I do not know if the vanilla suspend implementation in the Linux kernel also suffers from this problem. By what I could find on the Internet it may be affected as well. As far as I know the vanilla suspend does not allow using anything but swap partitions to store the image (not even swap files). So if you have this problem you can give Tux on Ice a try.
I did a final test by suspending to disk with chromium, VirtualBox, Amarok, kmail, konversation, kopete and skype running. The command free reported "-/+ buffers/cache: 2310964 KB", which means about 59% of the available RAM memory used by applications (excluding buffers and disck cache). There was also 666844 KB in my swap file. The suspend process was not that fast but (about 20s). Resuming took much more time (about 2 minutes until the Plasma Desktop reappears). There was a lot of disk activity and the swap usage went from 666844 KB to 1027240 KB and then down to 879456 KB in a period of two minutes after which I could finally type commands in konsole. However everything is still working, no segfault and Amarok kept playing the same song I was listening to when I suspended my notebook :-) I am now at the fifth day running without reboots and segfaults, the swap usage dropped to 353112 KB during this period.

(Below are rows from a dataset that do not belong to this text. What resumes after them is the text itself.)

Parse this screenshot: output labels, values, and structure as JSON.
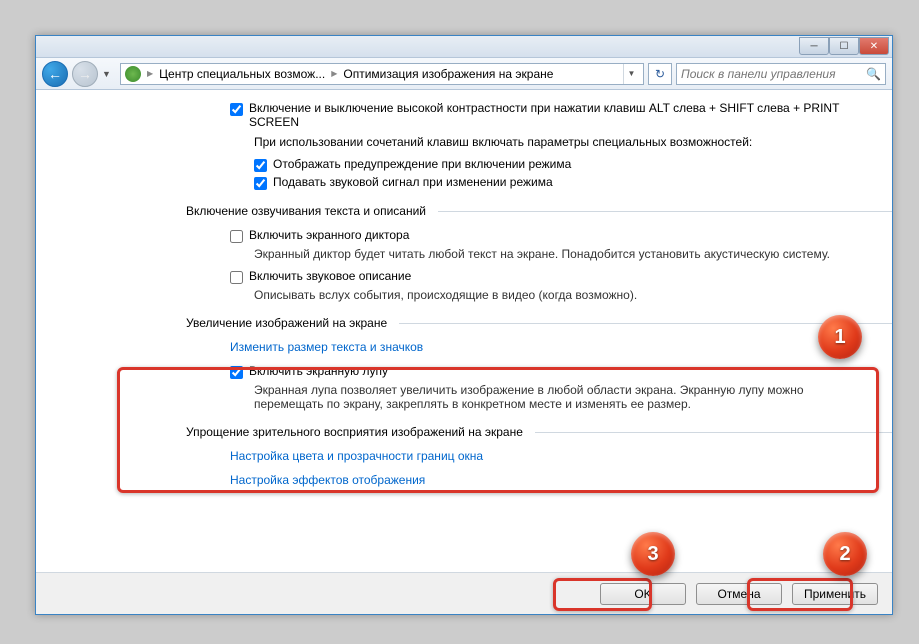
{
  "titlebar": {
    "minimize_glyph": "─",
    "maximize_glyph": "☐",
    "close_glyph": "✕"
  },
  "nav": {
    "back_glyph": "←",
    "forward_glyph": "→",
    "dropdown_glyph": "▼",
    "refresh_glyph": "↻",
    "address_segment_1": "Центр специальных возмож...",
    "address_segment_2": "Оптимизация изображения на экране",
    "search_placeholder": "Поиск в панели управления",
    "search_icon": "🔍"
  },
  "content": {
    "cb_high_contrast_toggle": "Включение и выключение высокой контрастности при нажатии клавиш ALT слева + SHIFT слева + PRINT SCREEN",
    "note_when_shortcut": "При использовании сочетаний клавиш включать параметры специальных возможностей:",
    "cb_show_warning": "Отображать предупреждение при включении режима",
    "cb_sound_signal": "Подавать звуковой сигнал при изменении режима",
    "sect_narration": "Включение озвучивания текста и описаний",
    "cb_narrator": "Включить экранного диктора",
    "narrator_desc": "Экранный диктор будет читать любой текст на экране. Понадобится установить акустическую систему.",
    "cb_audio_desc": "Включить звуковое описание",
    "audio_desc_desc": "Описывать вслух события, происходящие в видео (когда возможно).",
    "sect_magnify": "Увеличение изображений на экране",
    "link_resize_text": "Изменить размер текста и значков",
    "cb_magnifier": "Включить экранную лупу",
    "magnifier_desc": "Экранная лупа позволяет увеличить изображение в любой области экрана. Экранную лупу можно перемещать по экрану, закреплять в конкретном месте и изменять ее размер.",
    "sect_visual": "Упрощение зрительного восприятия изображений на экране",
    "link_color_trans": "Настройка цвета и прозрачности границ окна",
    "link_display_fx": "Настройка эффектов отображения"
  },
  "footer": {
    "ok": "OK",
    "cancel": "Отмена",
    "apply": "Применить"
  },
  "checkbox_states": {
    "high_contrast": true,
    "show_warning": true,
    "sound_signal": true,
    "narrator": false,
    "audio_desc": false,
    "magnifier": true
  },
  "markers": {
    "m1": "1",
    "m2": "2",
    "m3": "3"
  }
}
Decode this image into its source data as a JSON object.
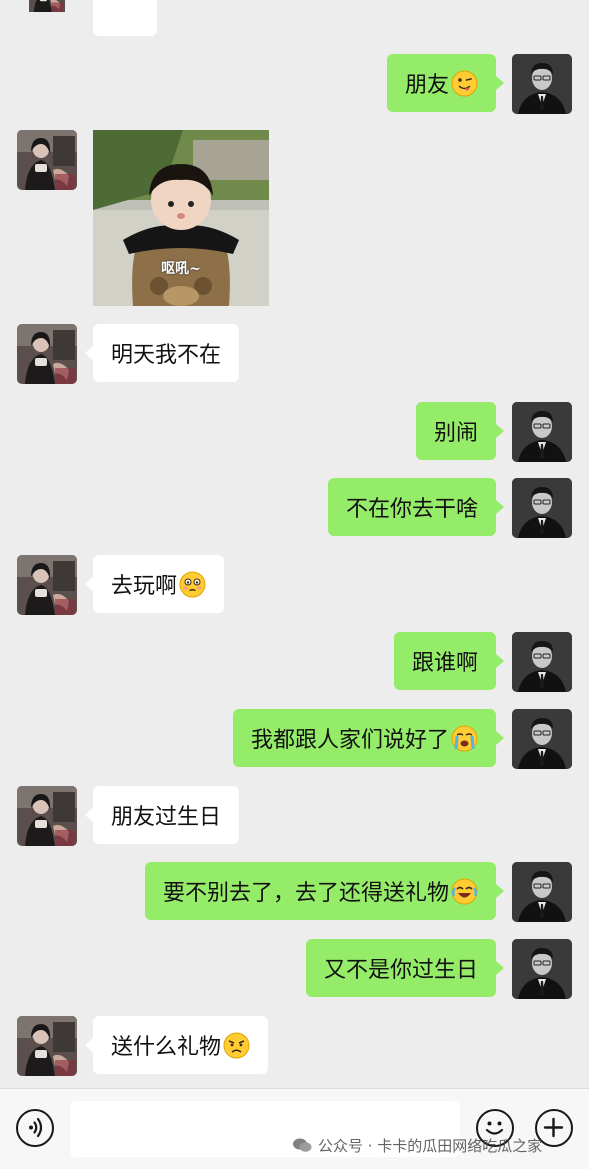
{
  "colors": {
    "background": "#ededed",
    "sent_bubble": "#95ec69",
    "received_bubble": "#ffffff"
  },
  "messages": [
    {
      "side": "received",
      "type": "text",
      "text": "",
      "partial": true
    },
    {
      "side": "sent",
      "type": "text",
      "text": "朋友",
      "emoji": "winking-tongue-emoji"
    },
    {
      "side": "received",
      "type": "sticker",
      "text": "呕吼~"
    },
    {
      "side": "received",
      "type": "text",
      "text": "明天我不在"
    },
    {
      "side": "sent",
      "type": "text",
      "text": "别闹"
    },
    {
      "side": "sent",
      "type": "text",
      "text": "不在你去干啥"
    },
    {
      "side": "received",
      "type": "text",
      "text": "去玩啊",
      "emoji": "flushed-emoji"
    },
    {
      "side": "sent",
      "type": "text",
      "text": "跟谁啊"
    },
    {
      "side": "sent",
      "type": "text",
      "text": "我都跟人家们说好了",
      "emoji": "crying-emoji"
    },
    {
      "side": "received",
      "type": "text",
      "text": "朋友过生日"
    },
    {
      "side": "sent",
      "type": "text",
      "text": "要不别去了，去了还得送礼物",
      "emoji": "laughing-tears-emoji"
    },
    {
      "side": "sent",
      "type": "text",
      "text": "又不是你过生日"
    },
    {
      "side": "received",
      "type": "text",
      "text": "送什么礼物",
      "emoji": "confused-emoji"
    }
  ],
  "input_bar": {
    "value": "",
    "placeholder": ""
  },
  "watermark": {
    "text": "公众号 · 卡卡的瓜田网络吃瓜之家"
  }
}
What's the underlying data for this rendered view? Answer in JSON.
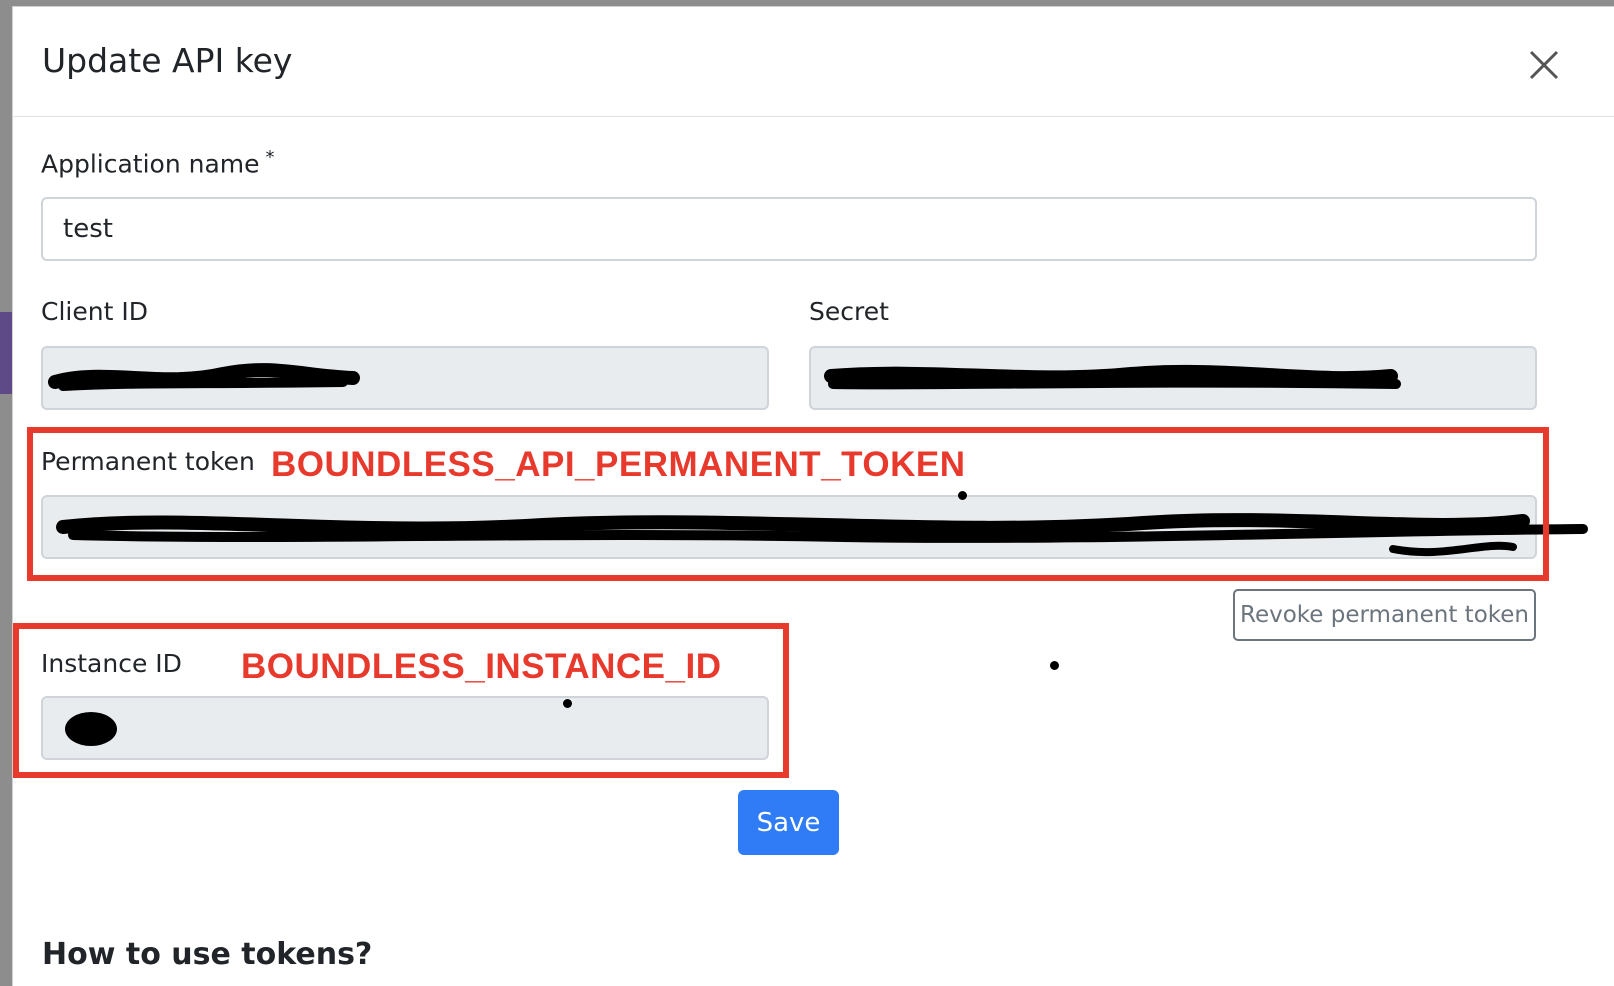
{
  "modal": {
    "title": "Update API key",
    "close_icon": "close-x-icon"
  },
  "form": {
    "application_name": {
      "label": "Application name",
      "required_marker": "*",
      "value": "test"
    },
    "client_id": {
      "label": "Client ID",
      "value_state": "redacted"
    },
    "secret": {
      "label": "Secret",
      "value_state": "redacted"
    },
    "permanent_token": {
      "label": "Permanent token",
      "value_state": "redacted"
    },
    "instance_id": {
      "label": "Instance ID",
      "value_state": "redacted"
    }
  },
  "annotations": {
    "permanent_token_tag": "BOUNDLESS_API_PERMANENT_TOKEN",
    "instance_id_tag": "BOUNDLESS_INSTANCE_ID",
    "color": "#e8392d"
  },
  "buttons": {
    "revoke_label": "Revoke permanent token",
    "save_label": "Save"
  },
  "footer": {
    "section_heading": "How to use tokens?"
  },
  "colors": {
    "primary": "#2f7cf6",
    "readonly_bg": "#e9ecef",
    "border": "#ced4da",
    "secondary": "#6c757d"
  }
}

The failed memory allocation I talked about above happened this time and everything still works with fglrx (including kwin's effects). Well, I have found a fast suspend/resume configuration at last (as long as there was not much data in swap). If I close the memory hungry programs (like VirtualBox and Chromium) before suspending then it suspends in about 10s and resumes in about 15s, half of that time running pm-utils' scripts That is not that bad :-)